As of 2013, there are roughly 38 million Americans who have experienced severe hearing loss. Shockingly, only 7.6 million of them could actually benefit from wearing a hearing aid. We wanted to create a world in which they are capable of seeing what we hear, providing near real-time speech-to-text translation. This is one of the practical uses of AR where it actually augments their world by helping them understand others with such ease.
What it does
The user wears an AR device while interacting with others, which captures their speech and immediately renders their speech as text. This text is rightly placed next to the person who is currently speaking, eliminating the need for sign language. This technology would help the user travel anywhere across the world and interact with anyone without any additional external help.
Additionally, it gives haptic feedback once the sound level crosses beyond a threshold, alerting the user for any oncoming vehicles or other threatening situations.
How we built it
It's powered by Unity and Vuforia.
We have built a specific application for the Vuzix AR device, enabling them to experience the world handsfree!
We have also built an AR application compatible with both iOS and Android devices. This application leverages the depth field of view in advanced cameras, rendering 3D text next to the speaker. This has been achieved through real-time image processing to help locate the anchor points for the text.
Real-Time speech-to-text has been enabled by utilizing IBM Watson services and using the device's microphone to perform spectral analysis on the incoming audio.
Challenges we ran into
Detecting the audio levels and providing speech-to-text translation simultaneously without creating additional latency was one of the major issues that we had to overcome.
Finding the anchor point for the text without any local SDKs available was a challenge.

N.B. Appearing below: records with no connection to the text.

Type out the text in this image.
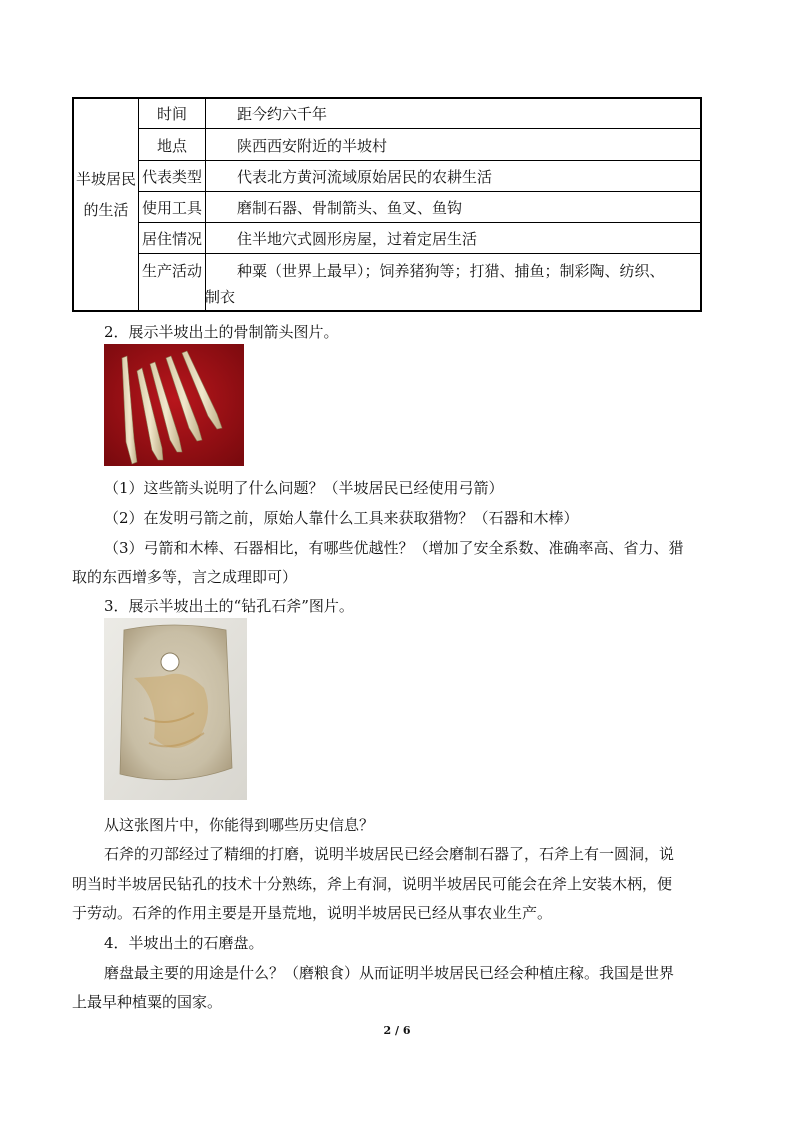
半坡居民
的生活
时间
地点
代表类型
使用工具
居住情况
生产活动
距今约六千年
陕西西安附近的半坡村
代表北方黄河流域原始居民的农耕生活
磨制石器、骨制箭头、鱼叉、鱼钩
住半地穴式圆形房屋，过着定居生活
种粟（世界上最早）；饲养猪狗等；打猎、捕鱼；制彩陶、纺织、
制衣
2．展示半坡出土的骨制箭头图片。
（1）这些箭头说明了什么问题？（半坡居民已经使用弓箭）
（2）在发明弓箭之前，原始人靠什么工具来获取猎物？（石器和木棒）
（3）弓箭和木棒、石器相比，有哪些优越性？（增加了安全系数、准确率高、省力、猎
取的东西增多等，言之成理即可）
3．展示半坡出土的“钻孔石斧”图片。
从这张图片中，你能得到哪些历史信息？
石斧的刃部经过了精细的打磨，说明半坡居民已经会磨制石器了，石斧上有一圆洞，说
明当时半坡居民钻孔的技术十分熟练，斧上有洞，说明半坡居民可能会在斧上安装木柄，便
于劳动。石斧的作用主要是开垦荒地，说明半坡居民已经从事农业生产。
4．半坡出土的石磨盘。
磨盘最主要的用途是什么？（磨粮食）从而证明半坡居民已经会种植庄稼。我国是世界
上最早种植粟的国家。
2 / 6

From a consumer perspective to enable accessibility, we built two separate versions of the application, catering to both wearable and handheld devices.
Accomplishments that we're proud of
Two of the team members have not worked with Unity before and learning something new while developing an application this cool was an amazing experience.
This application does not use many third-party APIs which contribute to latency issues.
What's next for Voice-over
Using directional microphones to indicate the directions on an incoming vehicle to create more situational awareness.
Identifying multiple speakers in the same frame and attaching their captions with the respective speaker.
Identify different sources of sound by using Machine Learning to help detect major threats.